Como todo gran terremoto, éste de la irrupción de la inteligencia artificial ha desencadenado múltiples réplicas, unas de mayor trascendencia que otras, pero todas muy útiles para vislumbrar los dilemas sobre el progreso de nuestra civilización que se nos irán planteando a lo largo de los próximos años. No sorprenderá al lector que traigamos a esta columna la encrucijada en la que la inteligencia artificial se encuentra con la energía. Parecerá prosaica al lado de consideraciones de mucho mayor alcance, como pudiera ser a qué nos dedicaremos los humanos cuando la IA haga todo mejor que nosotros. Pero si bien puede parecer prosaica, sin duda es también crucial. Sabemos que hoy día los centros de datos consumen el 1% de la energía eléctrica mundial, pero también sabemos que el tipo de “inferencias” o consultas que hacemos a Chat GPT consumen mucha más energía que una mera consulta en Google: hay estimaciones (ver Sasha Luccioni) que afirman que una sola inferencia en Chat GPT que implique el tratamiento de imágenes consumiría tanta energía como una carga completa de la batería de un smartphone. Sabemos también que la carrera entre los proveedores de IA consiste en ofrecer modelos cada vez más potentes, y que la eficiencia energética de sus microchips (los de la empresa Nvidia copan el 90% de la oferta) no es la primera de sus preocupaciones, sino su escasez en el mercado. Hay otros que ven en la apuesta por la energía nuclear de Microsoft (primer accionista de Chat GPT) un indicio de lo que está por venir. El propio Elon Musk lleva meses diciendo que la capacidad de generación eléctrica de los Estados Unidos no dará abasto el año que viene para atender la nueva demanda de servicios de IA. Aunque nadie es capaz de estimar el crecimiento de esta demanda ni siquiera a 12 meses vista, existe un consenso general en que la revolución de la IA será un “experimento a escala planetaria” y que su impacto en el consumo de energía será muy importante.

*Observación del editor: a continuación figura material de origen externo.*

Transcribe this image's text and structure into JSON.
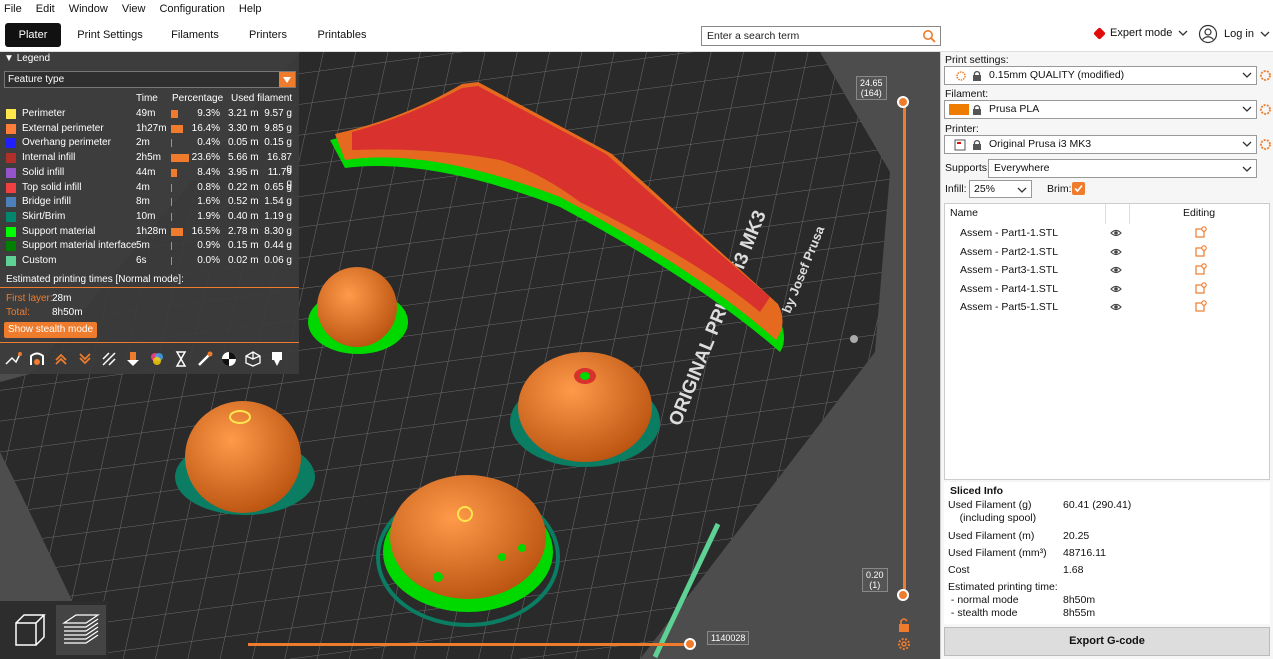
{
  "menu": [
    "File",
    "Edit",
    "Window",
    "View",
    "Configuration",
    "Help"
  ],
  "tabs": [
    "Plater",
    "Print Settings",
    "Filaments",
    "Printers",
    "Printables"
  ],
  "search": {
    "placeholder": "Enter a search term"
  },
  "mode": {
    "label": "Expert mode",
    "color": "#e20b0b"
  },
  "login": {
    "label": "Log in"
  },
  "accent": "#ee7c2c",
  "legend": {
    "title": "Legend",
    "view_type": "Feature type",
    "headers": {
      "time": "Time",
      "percentage": "Percentage",
      "filament": "Used filament"
    },
    "rows": [
      {
        "name": "Perimeter",
        "color": "#ffe64d",
        "time": "49m",
        "pct": "9.3%",
        "pct_value": 9.3,
        "len": "3.21 m",
        "weight": "9.57 g"
      },
      {
        "name": "External perimeter",
        "color": "#ff7d38",
        "time": "1h27m",
        "pct": "16.4%",
        "pct_value": 16.4,
        "len": "3.30 m",
        "weight": "9.85 g"
      },
      {
        "name": "Overhang perimeter",
        "color": "#1f1fff",
        "time": "2m",
        "pct": "0.4%",
        "pct_value": 0.4,
        "len": "0.05 m",
        "weight": "0.15 g"
      },
      {
        "name": "Internal infill",
        "color": "#b03029",
        "time": "2h5m",
        "pct": "23.6%",
        "pct_value": 23.6,
        "len": "5.66 m",
        "weight": "16.87 g"
      },
      {
        "name": "Solid infill",
        "color": "#9654cc",
        "time": "44m",
        "pct": "8.4%",
        "pct_value": 8.4,
        "len": "3.95 m",
        "weight": "11.79 g"
      },
      {
        "name": "Top solid infill",
        "color": "#f04040",
        "time": "4m",
        "pct": "0.8%",
        "pct_value": 0.8,
        "len": "0.22 m",
        "weight": "0.65 g"
      },
      {
        "name": "Bridge infill",
        "color": "#4d80ba",
        "time": "8m",
        "pct": "1.6%",
        "pct_value": 1.6,
        "len": "0.52 m",
        "weight": "1.54 g"
      },
      {
        "name": "Skirt/Brim",
        "color": "#00876e",
        "time": "10m",
        "pct": "1.9%",
        "pct_value": 1.9,
        "len": "0.40 m",
        "weight": "1.19 g"
      },
      {
        "name": "Support material",
        "color": "#00ff00",
        "time": "1h28m",
        "pct": "16.5%",
        "pct_value": 16.5,
        "len": "2.78 m",
        "weight": "8.30 g"
      },
      {
        "name": "Support material interface",
        "color": "#008000",
        "time": "5m",
        "pct": "0.9%",
        "pct_value": 0.9,
        "len": "0.15 m",
        "weight": "0.44 g"
      },
      {
        "name": "Custom",
        "color": "#5ed194",
        "time": "6s",
        "pct": "0.0%",
        "pct_value": 0.0,
        "len": "0.02 m",
        "weight": "0.06 g"
      }
    ],
    "est_title": "Estimated printing times [Normal mode]:",
    "first_layer_label": "First layer:",
    "first_layer": "28m",
    "total_label": "Total:",
    "total": "8h50m",
    "stealth_btn": "Show stealth mode"
  },
  "bed_text": {
    "line1": "ORIGINAL PRUSA i3 MK3",
    "line2": "by Josef Prusa"
  },
  "vslider": {
    "top_value": "24.65",
    "top_layer": "(164)",
    "bottom_value": "0.20",
    "bottom_layer": "(1)"
  },
  "hslider": {
    "value": "1140028"
  },
  "sidebar": {
    "print_label": "Print settings:",
    "print_value": "0.15mm QUALITY (modified)",
    "filament_label": "Filament:",
    "filament_value": "Prusa PLA",
    "filament_color": "#ee7c00",
    "printer_label": "Printer:",
    "printer_value": "Original Prusa i3 MK3",
    "supports_label": "Supports:",
    "supports_value": "Everywhere",
    "infill_label": "Infill:",
    "infill_value": "25%",
    "brim_label": "Brim:",
    "brim_checked": true,
    "col_name": "Name",
    "col_editing": "Editing",
    "objects": [
      "Assem - Part1-1.STL",
      "Assem - Part2-1.STL",
      "Assem - Part3-1.STL",
      "Assem - Part4-1.STL",
      "Assem - Part5-1.STL"
    ]
  },
  "sliced": {
    "title": "Sliced Info",
    "rows": [
      {
        "label": "Used Filament (g)",
        "value": "60.41 (290.41)"
      },
      {
        "label": "    (including spool)",
        "value": ""
      },
      {
        "label": "Used Filament (m)",
        "value": "20.25"
      },
      {
        "label": "Used Filament (mm³)",
        "value": "48716.11"
      },
      {
        "label": "Cost",
        "value": "1.68"
      },
      {
        "label": "Estimated printing time:",
        "value": ""
      },
      {
        "label": " - normal mode",
        "value": "8h50m"
      },
      {
        "label": " - stealth mode",
        "value": "8h55m"
      }
    ]
  },
  "export_btn": "Export G-code"
}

La irrupción de la IA en nuestra vida diaria nos confirma una vez más que el progreso de la civilización irá siempre de la mano de un mayor consumo de energía. Volvemos a la famosa escala de Nikolai Kardashev, que fijaba la relación estrechísima entre el avance de las civilizaciones y su creciente dominio de nuevas fuentes de energía. Sin embargo, unos de los pilares de la transición verde de la Unión Europea es la reducción de su consumo de energía final al 2030 en un 25% respecto del 2019, reducción a la que están obligados los Estados Miembros. El escenario Net Zero de la Agencia Internacional de la Energía también recoge como condición necesaria la reducción del consumo final de energía para 2050 respecto del 2022 en igual porcentaje. Ambas son visiones equivocadas sobre cómo avanzan nuestras sociedades. Una cosa es mejorar la eficiencia de nuestros procesos productivos y reducir la intensidad energética de nuestras economías, y otra muy distinta es reducir el consumo absoluto de energía. Si confiamos el éxito de la transición energética a la reducción del consumo de energía nos daremos de bruces por el camino, porque es un atajo intransitable. Esperemos que la nueva encrucijada en la que nos ha colocado la eclosión de la IA nos ayude a reformular la hoja de ruta al 2050, con soluciones que remen decididamente a favor del progreso de nuestras sociedades.